Pai e filho de Nova Friburgo se aventuram juntos nas corridas de montanha

O estudante Felipe Gouvea, de 16 anos, e o pai Alexandre Gouvea, de 46, moram em São Pedro da Serra, belíssimo distrito de Nova Friburgo, Região Serrana do Rio. O futebol sempre fez com que o esporte fosse umas das formas de manter próximos pai e filho. O tempo passou e ambos descobriram as corridas. Hoje treinam juntos na Agille Consultoria Esportiva, também de Nova Friburgo, e correm provas no estado do Rio. A Etapa Teresópolis do Campeonato Fluminense de Corridas de Montanha foi a primeira prova da modalidade de Felipe.
“Antes da corrida eu já praticava futebol. É um esporte que sempre fui muito próximo e tive uma grande influência do meu pai. Aliás ele sempre me ajudou a me ,manter bem fisicamente. Comecei a correr depois que fiquei um tempo longe do futebol e acabei tendo uma crise de ansiedade. A corrida vem me ajudando a superar tudo isso”, conta Felipe.

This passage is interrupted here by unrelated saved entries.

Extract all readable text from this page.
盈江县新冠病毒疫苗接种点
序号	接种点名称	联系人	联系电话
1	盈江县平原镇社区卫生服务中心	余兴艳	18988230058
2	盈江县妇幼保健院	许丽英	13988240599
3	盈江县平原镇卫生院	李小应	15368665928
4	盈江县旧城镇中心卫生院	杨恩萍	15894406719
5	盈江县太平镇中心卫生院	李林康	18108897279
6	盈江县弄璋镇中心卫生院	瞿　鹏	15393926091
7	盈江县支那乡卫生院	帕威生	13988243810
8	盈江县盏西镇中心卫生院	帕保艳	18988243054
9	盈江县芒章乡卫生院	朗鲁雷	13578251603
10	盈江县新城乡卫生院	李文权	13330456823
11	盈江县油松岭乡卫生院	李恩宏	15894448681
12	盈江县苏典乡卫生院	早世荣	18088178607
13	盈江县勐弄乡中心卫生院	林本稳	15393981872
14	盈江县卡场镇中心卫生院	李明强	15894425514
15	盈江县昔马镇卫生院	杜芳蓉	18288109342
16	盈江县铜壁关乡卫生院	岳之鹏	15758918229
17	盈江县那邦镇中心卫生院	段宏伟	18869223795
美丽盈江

O pai, Alexandre,sempre praticou esportes. Jogava futebol e dava suas corridas para melhorar o condicionamento. Com os treinamentos espera em pouco tempo fazer também sua primeira corrida de montanha
“Meu sonho era ser jogador de futebol. A corrida com o Felipe surgiu num dia em que ele não estava muito bem. Fizemos uma caminhada e foi… até começar os treinamentos com a Agille. Sensacional! Estou me preparando e não vejo a hora de também correr nas montanhas. Acompanhei o Felipe na Etapa Teresópolis, e é tudo que queremos no momento”, garante Alexandre.
São Pedro da Serra é um dos muitos lugares que favorecem a corrida em trilhas e de montanha. Felipe e Alexandre procuram explorar os diversos percursos da região e sempre que possível saem juntos para treinar.
    “Quando possível procuramos treinar juntos como uma forma de incentivar um ao outro. Ao termos a companhia um do outro durante os treinos e provas, aumentamos a confiança e a intimidade, que já é grande. Ele também é uma grande inspiração”, conta Felipe.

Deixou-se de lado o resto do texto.